As far back as May 2015, the then Chief Justice of Nigeria (CJN), Justice Mahmud Mohammed lamented the ‘ sobering picture’ that ‘the number of cases pending before the courts has reached critical proportions and we must use all appropriate means to stop it from spiraling out of control. He added, “If one considers the number of cases pending in high courts and other courts of record, you will agree with me that the situation is indeed disturbing and sobering.” In August of 2015, Justice Fred Oho of Delta State High Court reportedly stated in a research paper he presented that there are over five million cases pending in Nigerian courts due to a ‘‘hugely cumbersome and overburdened legal system.’’ The number may likely have risen far higher in the past eight or so years. Even the Supreme Court is reported to have thousands of cases pending before it, as opined by current CJN Olukayode Ariwoola. At the special session of the Supreme Court to mark the commencement of the 2022/2023 legal year and the swearing-in of 63 newly conferred Senior Advocates of Nigeria, he said 6,884 appeals were currently pending. For only one Supreme Court for a country of over 200 million citizens, this cannot be said to help the course of justice.
The way cases, due to frivolous or genuine reasons, drag on for insufferably long period in the courts does not encourage the confidence to try suspected terrorists in the ‘business –as- usual manner. In the matter of trial of cases of terrorism, there is strong reason to suggest that special courts or tribunal, as the bounds of law permits, be assigned for speedy trial and within a time limit.
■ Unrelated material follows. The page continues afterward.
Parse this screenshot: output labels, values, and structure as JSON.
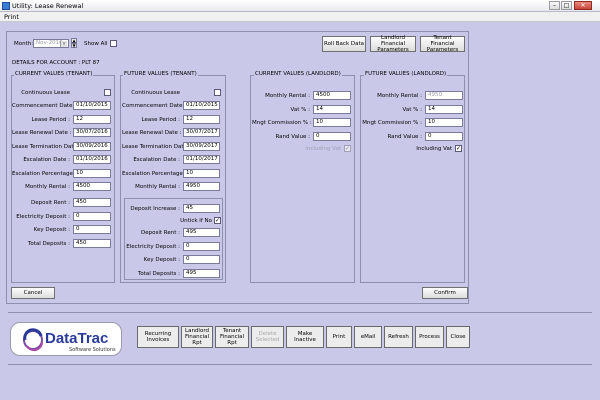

Section 46 of the 1999 Constitution grants the CJN powers to ‘make rules with respect to the practice and procedure of a High Court…’ and the National Assembly to ‘confer upon a High Court such powers in addition… as may appear to the National Assembly to be necessary or desirable for the purpose of enabling the court more effectively to exercise the jurisdiction conferred upon it …’ Deriving from these constitutional provisions therefore, the federal legislative and judicial arms are challenged to do the needful: empower the courts to decide the fate of accused terrorists so that the speediness can, it may be hoped, deter aspiring terrorists.
The idea has been suggested by some people that government considers an amnesty for terrorists as a so-called ‘political solution.’ It is inconceivable – even unconscionable – that, for whatever grievance they hold against the state, persons who have taken it upon themselves to levy war against the rest of the community should be pardoned for such criminality. If such criminals were to be amnestied, what ‘political solution’ is available to assuage the feelings of their victims, what compensation can replace lives lost, body permanently maimed and property irreversibly destroyed?
The Terrorism Act in Section 91 establishes a ‘Special Victims Trust Fund’ to be sustained from various sources to ‘‘(a) pay compensation, restitution and damages to victims of acts of terrorism; (b) fund terrorism prevention programs and such other purposes incidental to or connected with the attainment of the objectives of this Act.’’ It is hereby suggested that in addition to the listed sources of income into the Fund, all money, proceeds of sales of property, investments and any other material wealth established to be owned by convicted terrorists be paid into this Fund instead of the Federal Government-controlled Confiscated and Forfeited Assets Account. Government must not be seen to benefit in any way from the wickedly- acquired wealth of terrorists. And because there is no monetary cost for life, no amount will be too much to pay to the family and relations of terrorism victims.
In the name of justice, let the accused have their day in court without delay, so their victims may have closure on their nightmarish experience.